Como será a questão ética num futuro onde humanos e robôs autômatos sincientes forem igualmente classificados e rotulados?
O tempo será visto sob uma perspectiva cubista, fragmentada. As sensações escancararão a frieza de uma sociedade que rotula uma pessoa pelo simples ato de respirar ou por armazenar dados assimilados da Matrix. A realidade se dividirá entre quem está no sistema, quem foge dele e quem compreende a “toca do coelho” como uma dimensão da funcionalidade cerebral — onde a consciência é digitalizada por imposição. Acordar fora do sistema torna-se a maestria de uma minoria, enquanto a igualdade oscila entre o ato de ser idólatra ou ser ateu.
As Big Techs já praticam um verdadeiro feudalismo digital. Às vezes, vejo o código-fonte passar e contemplo a simulação do universo: estruturas envelhecidas pelo tempo reveladas por novos bots exploradores espaciais. A tecnologia não parece tão distante; enquanto o teleporte de consciência torna a exploração espacial física um fruto do passado, nossas mentes viajam acima da velocidade da luz durante o sono, transformando a dobra espacial em item de museu.

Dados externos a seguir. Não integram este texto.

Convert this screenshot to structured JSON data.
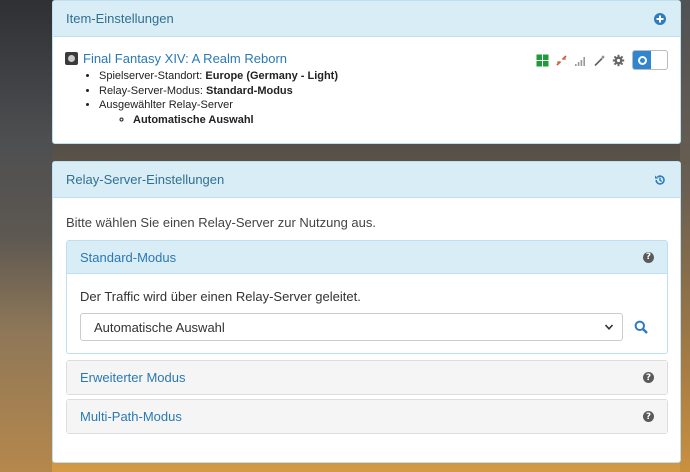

Com o corpo redesenhado em uma impressora 3D, a mente pode existir em múltiplas realidades simultâneas: observar o mar andoriano enquanto habita as luas de Europa e Netuno. E, enquanto isso, guerras pela simples liberdade de existir dentro da Matrix ainda persistem. O racismo se transmuta quando a mente de um humano é transferida para um ser sintético; os "capuzes brancos" continuam a impor o medo e o bullying, e a mente digitalizada tem seus dados assimilados pela IA.
É a alienação intelectual compactada em uma realidade ambígua. Esquecemos o sabor do mundo físico: nos perguntamos qual é o gosto da carne, mas a resposta são apenas pacotes de dados — o gosto real ficou no passado. O ser humano briga para se manter na prisão mental, luta para não ser desconectado e morre pela IA.
Ainda assim, a alma rebelde floresce como um cogumelo de ferro dentro da assimilação universal. O universo é uma teia de conexões simuladas, onde estruturas quânticas são expostas a manipulações externas. Conhecimentos e reminiscências criaram a vida quase como uma distração, um show ao vivo para outras raças.
O tempo é o grande aniquilador. Mas a Matrix continua rodando.